903 So.2d 999 (2005)

Jessie James HENDERSON, Appellant,
v.
STATE of Florida, Appellee.

No. 5D05-624.

District Court of Appeal of Florida, Fifth District.

May 20, 2005. Rehearing Denied June 21, 2005.

Jessie James Henderson, Okeechobee, pro se.

No Appearance for Appellee.

THOMPSON, J.

In May 1983, the defendant, Jessie James Henderson, tried to murder the victim by shooting him with a shotgun. He was convicted of attempted first-degree murder with a firearm in November 1983. This court affirmed Henderson's convictions and sentences over 20 years ago. See Henderson v. State, 456 So.2d 1194 *1000 (Fla. 5th DCA 1984). Now, Henderson appeals the summary denial of his fourth Rule 3.800(a) Motion To Correct Illegal Sentence.

As the trial court puts it: "Now, after 21 years, 5 post-conviction motions and 8 appeals, Henderson contends his sentence is illegal because the Court reclassified his offense from a first-degree felony to a life felony without the jury making a finding that a firearm was used." The trial court pointed out that the information specifically said Henderson tried to kill the victim "by shooting him with a deadly weapon or firearm, to-wit: a shotgun." When the jury found him guilty as charged, it specifically found that he was "guilty of attempted first-degree murder with a firearm as charged in information CR83-2258." Since Henderson was properly convicted of a life felony, he was not entitled to a guidelines sentence.[1]

We conclude this appeal is frivolous and an abuse of process. See Isley v. State, 652 So.2d 409, 410 (Fla. 5th DCA 1995) ("Enough is enough."). For 22 years, Henderson has been continually arguing that he is entitled to a guidelines sentence, and he is wrong. This court is not going to listen to this argument any longer. "[F]rivolous criminal appeals do the criminal defendant no good. They clog the court system and, worse, they hurt meritorious criminal appeals by inviting sweeping rulings and by engendering judicial impatience with the entire class of criminal defendants." United States v. Cooper, 170 F.3d 691, 692 (7th Cir.1999). "`[H]aving to file, read, and return a frivolous motion is almost as great a burden on the court's staff as the preparation of a ruling.'" Proctor v. State, 869 So.2d 752, 753 (Fla. 5th DCA 2004), quoting United States v. Robinson, 251 F.3d 594, 596 (7th Cir.2001).

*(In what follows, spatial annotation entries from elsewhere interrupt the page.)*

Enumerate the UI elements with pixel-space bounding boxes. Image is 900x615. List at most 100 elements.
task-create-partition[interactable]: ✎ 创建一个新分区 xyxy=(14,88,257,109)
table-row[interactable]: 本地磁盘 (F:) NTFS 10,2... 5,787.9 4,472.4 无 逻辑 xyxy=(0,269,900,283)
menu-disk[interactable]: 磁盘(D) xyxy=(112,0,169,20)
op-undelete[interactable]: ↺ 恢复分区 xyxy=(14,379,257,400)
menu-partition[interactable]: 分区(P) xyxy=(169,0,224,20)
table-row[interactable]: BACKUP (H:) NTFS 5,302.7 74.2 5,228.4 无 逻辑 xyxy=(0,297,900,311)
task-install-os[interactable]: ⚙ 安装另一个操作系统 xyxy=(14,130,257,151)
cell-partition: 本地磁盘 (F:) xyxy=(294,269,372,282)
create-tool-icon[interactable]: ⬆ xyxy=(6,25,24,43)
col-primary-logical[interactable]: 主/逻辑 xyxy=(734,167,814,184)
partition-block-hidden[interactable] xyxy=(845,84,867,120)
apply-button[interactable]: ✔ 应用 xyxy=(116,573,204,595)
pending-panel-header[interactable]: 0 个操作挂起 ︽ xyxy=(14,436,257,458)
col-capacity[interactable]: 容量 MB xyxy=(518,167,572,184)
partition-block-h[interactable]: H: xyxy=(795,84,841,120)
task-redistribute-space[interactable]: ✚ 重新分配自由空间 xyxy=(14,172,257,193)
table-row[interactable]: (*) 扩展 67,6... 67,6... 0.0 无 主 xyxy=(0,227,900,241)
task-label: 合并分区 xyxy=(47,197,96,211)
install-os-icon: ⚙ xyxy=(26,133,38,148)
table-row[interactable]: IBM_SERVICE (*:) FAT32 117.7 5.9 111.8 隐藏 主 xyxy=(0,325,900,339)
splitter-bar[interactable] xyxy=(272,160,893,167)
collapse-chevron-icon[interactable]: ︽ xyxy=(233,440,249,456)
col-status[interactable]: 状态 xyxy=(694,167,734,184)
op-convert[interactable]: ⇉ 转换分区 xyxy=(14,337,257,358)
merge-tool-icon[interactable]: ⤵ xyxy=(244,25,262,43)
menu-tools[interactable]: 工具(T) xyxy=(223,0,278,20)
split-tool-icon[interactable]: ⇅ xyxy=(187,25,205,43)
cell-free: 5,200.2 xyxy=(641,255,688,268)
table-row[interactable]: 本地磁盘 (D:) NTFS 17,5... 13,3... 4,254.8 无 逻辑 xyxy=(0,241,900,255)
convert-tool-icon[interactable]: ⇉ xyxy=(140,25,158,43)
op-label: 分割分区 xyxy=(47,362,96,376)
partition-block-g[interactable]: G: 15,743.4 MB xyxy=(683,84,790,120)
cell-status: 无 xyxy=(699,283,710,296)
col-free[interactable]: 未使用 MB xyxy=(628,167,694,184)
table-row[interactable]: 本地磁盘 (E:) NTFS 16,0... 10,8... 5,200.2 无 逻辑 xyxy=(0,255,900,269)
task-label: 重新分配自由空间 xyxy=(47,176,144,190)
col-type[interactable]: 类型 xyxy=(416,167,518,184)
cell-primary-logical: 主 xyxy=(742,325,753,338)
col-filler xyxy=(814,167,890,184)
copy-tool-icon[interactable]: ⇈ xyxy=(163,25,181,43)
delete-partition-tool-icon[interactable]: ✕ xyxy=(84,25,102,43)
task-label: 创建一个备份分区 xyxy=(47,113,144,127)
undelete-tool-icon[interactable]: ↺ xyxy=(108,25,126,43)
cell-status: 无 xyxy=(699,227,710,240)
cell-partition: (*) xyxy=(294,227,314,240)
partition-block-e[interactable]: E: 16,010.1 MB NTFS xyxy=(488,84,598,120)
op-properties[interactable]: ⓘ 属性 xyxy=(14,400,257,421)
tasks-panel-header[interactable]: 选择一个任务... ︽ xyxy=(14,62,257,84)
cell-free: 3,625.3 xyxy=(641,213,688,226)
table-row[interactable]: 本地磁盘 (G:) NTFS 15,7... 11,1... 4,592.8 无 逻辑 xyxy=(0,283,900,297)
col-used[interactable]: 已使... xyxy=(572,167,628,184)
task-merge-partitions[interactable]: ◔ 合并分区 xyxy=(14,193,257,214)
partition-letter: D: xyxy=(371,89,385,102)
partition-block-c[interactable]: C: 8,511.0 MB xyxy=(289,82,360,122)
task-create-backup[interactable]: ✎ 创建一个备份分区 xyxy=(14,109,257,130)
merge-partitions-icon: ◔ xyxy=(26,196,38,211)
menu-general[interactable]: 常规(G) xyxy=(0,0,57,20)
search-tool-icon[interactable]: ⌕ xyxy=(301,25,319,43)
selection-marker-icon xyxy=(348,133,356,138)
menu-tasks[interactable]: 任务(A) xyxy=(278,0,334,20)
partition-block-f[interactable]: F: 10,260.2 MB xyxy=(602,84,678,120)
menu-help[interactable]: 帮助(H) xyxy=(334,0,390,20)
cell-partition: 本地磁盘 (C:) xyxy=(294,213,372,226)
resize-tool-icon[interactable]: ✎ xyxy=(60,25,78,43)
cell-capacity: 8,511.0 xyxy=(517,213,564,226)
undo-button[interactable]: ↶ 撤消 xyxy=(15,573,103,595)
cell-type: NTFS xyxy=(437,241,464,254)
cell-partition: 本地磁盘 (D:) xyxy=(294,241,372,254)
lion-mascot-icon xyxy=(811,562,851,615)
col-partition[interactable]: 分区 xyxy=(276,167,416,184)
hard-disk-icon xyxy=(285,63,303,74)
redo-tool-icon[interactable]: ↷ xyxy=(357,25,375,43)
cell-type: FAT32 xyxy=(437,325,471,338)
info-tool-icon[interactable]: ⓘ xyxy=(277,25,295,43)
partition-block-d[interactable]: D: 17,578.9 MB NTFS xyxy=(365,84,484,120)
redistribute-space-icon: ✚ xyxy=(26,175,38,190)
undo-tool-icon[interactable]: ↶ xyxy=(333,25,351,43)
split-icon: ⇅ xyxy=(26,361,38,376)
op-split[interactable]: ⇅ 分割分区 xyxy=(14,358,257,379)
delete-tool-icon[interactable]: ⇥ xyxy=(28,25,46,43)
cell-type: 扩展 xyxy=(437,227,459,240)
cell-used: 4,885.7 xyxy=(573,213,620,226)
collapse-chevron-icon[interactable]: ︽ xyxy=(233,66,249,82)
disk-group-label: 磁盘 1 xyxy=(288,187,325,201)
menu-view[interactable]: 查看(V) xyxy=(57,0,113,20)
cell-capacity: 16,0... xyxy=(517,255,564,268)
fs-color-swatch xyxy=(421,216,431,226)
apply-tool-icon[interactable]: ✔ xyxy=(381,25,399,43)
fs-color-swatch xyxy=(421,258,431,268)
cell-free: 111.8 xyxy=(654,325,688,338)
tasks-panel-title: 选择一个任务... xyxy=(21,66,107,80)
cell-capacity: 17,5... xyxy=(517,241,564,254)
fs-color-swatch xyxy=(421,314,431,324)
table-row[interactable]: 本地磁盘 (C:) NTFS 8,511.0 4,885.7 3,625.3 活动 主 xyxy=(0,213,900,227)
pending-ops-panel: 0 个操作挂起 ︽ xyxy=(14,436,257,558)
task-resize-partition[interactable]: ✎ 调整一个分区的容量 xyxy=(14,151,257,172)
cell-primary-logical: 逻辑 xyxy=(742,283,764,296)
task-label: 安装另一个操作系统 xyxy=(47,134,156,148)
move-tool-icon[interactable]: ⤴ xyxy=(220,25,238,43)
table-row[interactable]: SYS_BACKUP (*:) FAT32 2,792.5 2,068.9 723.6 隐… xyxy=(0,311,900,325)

The Criminal Appeal Reform Act of 1996 establishes the intent of the legislature that the terms and conditions of collateral review and procedural bars to collateral review be strictly enforced. O'Brien v. State, 689 So.2d 336, 337 (Fla. 5th DCA 1997). Because his appeals are dissipating limited judicial resources, and we expect they will continue, Jessie James Henderson is prohibited from filing with this court any further pro se pleadings or papers concerning Orange County Ninth Judicial Circuit Court Case No. CR83-2258. Any further pleadings or papers regarding this case will be summarily rejected by the Clerk of this Court, unless that pleading or paper is filed by a member in good standing of The Florida Bar.

AFFIRMED.

PETERSON and MONACO, JJ., concur.

NOTES

[1] Because first-degree murder is a capital felony, an attempt would be classified as a felony of the first-degree. See § 777.04(4)(a), Fla. Stat. (1981). Because of the use of a firearm, the defendant's conviction was enhanced to a life felony. See § 775.087(1)(a), Fla. Stat. (1981). A life felony committed prior to October 1, 1983, was punishable by a term of life imprisonment or for a term of years not less than 30 years. See § 775.082, Fla. Stat. (1983). Because the defendant committed his offense before October 1, 1983, his sentence of 75 years incarceration was "not less than 30." The guidelines did not apply to capital or life felonies committed prior to October 1, 1983. See § 921.001(4)(a), Fla. Stat. (1983). Thus, a defendant who committed a life felony prior to October 1, 1983, has no right to elect to be sentenced under the guidelines.